DrugR: Optimizing Molecular Drugs through LLM-based Explicit Reasoning

TL;DR

DrugR tackles the challenge of multi-objective molecular optimization by embedding explicit pharmacological reasoning within an LLM framework. It combines domain-focused continual pretraining, reverse data engineering for supervised fine-tuning, and a Pareto-aware self-balanced reinforcement learning scheme to optimize ADMET properties while preserving core molecular scaffolds, with interpretable rationale for each design step. Across extensive in silico evaluations, DrugR outperforms diverse baselines on overall optimization while maintaining binding affinity and structural similarity, and it demonstrates promising but cautious generalization to new drug classes. The work advances knowledge-driven drug discovery by offering interpretable design rationales and releasing code, data, and models to enable further research and pipeline integration.

Abstract

Molecule generation and optimization is a fundamental task in chemical domain. The rapid development of intelligent tools, especially large language models (LLMs) with powerful knowledge reserves and interactive capabilities, has provided new paradigms for it.
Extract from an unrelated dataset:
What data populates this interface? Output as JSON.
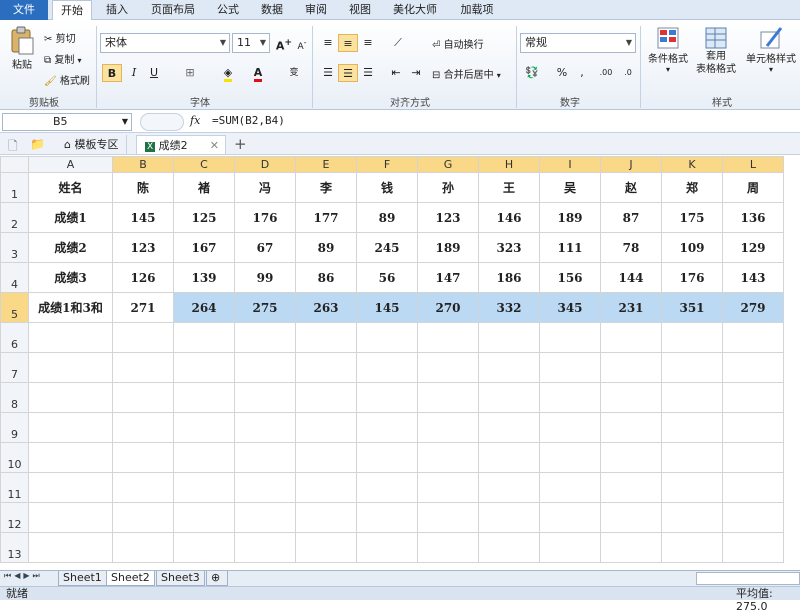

Nevertheless, the intrinsic challenge for LLMs lies in the complex implicit relationship between molecular structure and pharmacological properties and the lack of corresponding labeled data. To bridge this gap, we propose DrugR, an LLM-based method that introduces explicit, step-by-step pharmacological reasoning into the optimization process. Our approach integrates domain-specific continual pretraining, supervised fine-tuning via reverse data engineering, and self-balanced multi-granular reinforcement learning. This framework enables DrugR to effectively improve key ADMET properties while preserving the original molecule's core efficacy. Experimental results demonstrate that DrugR achieves comprehensive enhancement across multiple properties without compromising structural similarity or target binding affinity. Importantly, its explicit reasoning process provides clear, interpretable rationales for each optimization step, yielding actionable design insights and advancing toward automated, knowledge-driven scientific discovery. Our code and model checkpoints are open-sourced to foster future research.

Figures (5)

• Figure 1: Schematic for explicit reasoning-based molecule optimization.
• Figure 2: Binding energy comparison on the corresponding target receptor across different molecular optimization methods. (A) Distribution of predicted binding free energy (docking score, kcal/mol) for optimized molecules obtained by each method on their designated targets. (B) Mean predicted binding free energy with standard error bars. Lower values indicate stronger predicted binding.
• Figure 3: High-quality case studies for three therapeutic classes.
• Figure 4: The three-stage training process of DrugR.
• Figure 5: Multi-objective training dynamics under Pareto-aware self-balancing. Step-wise objective means over training iterations (computed over all sampled trajectories). Top: reasoning objectives (Target-property F1, LMS, and reasoning richness). Bottom: SMILES-side objectives (overall optimization score, fingerprint similarity, and binding energy; lower binding energy is better and is shown on the right axis). The curves demonstrate stable, non-degenerate co-improvement across all six objectives, consistent with our two-level balancing scheme.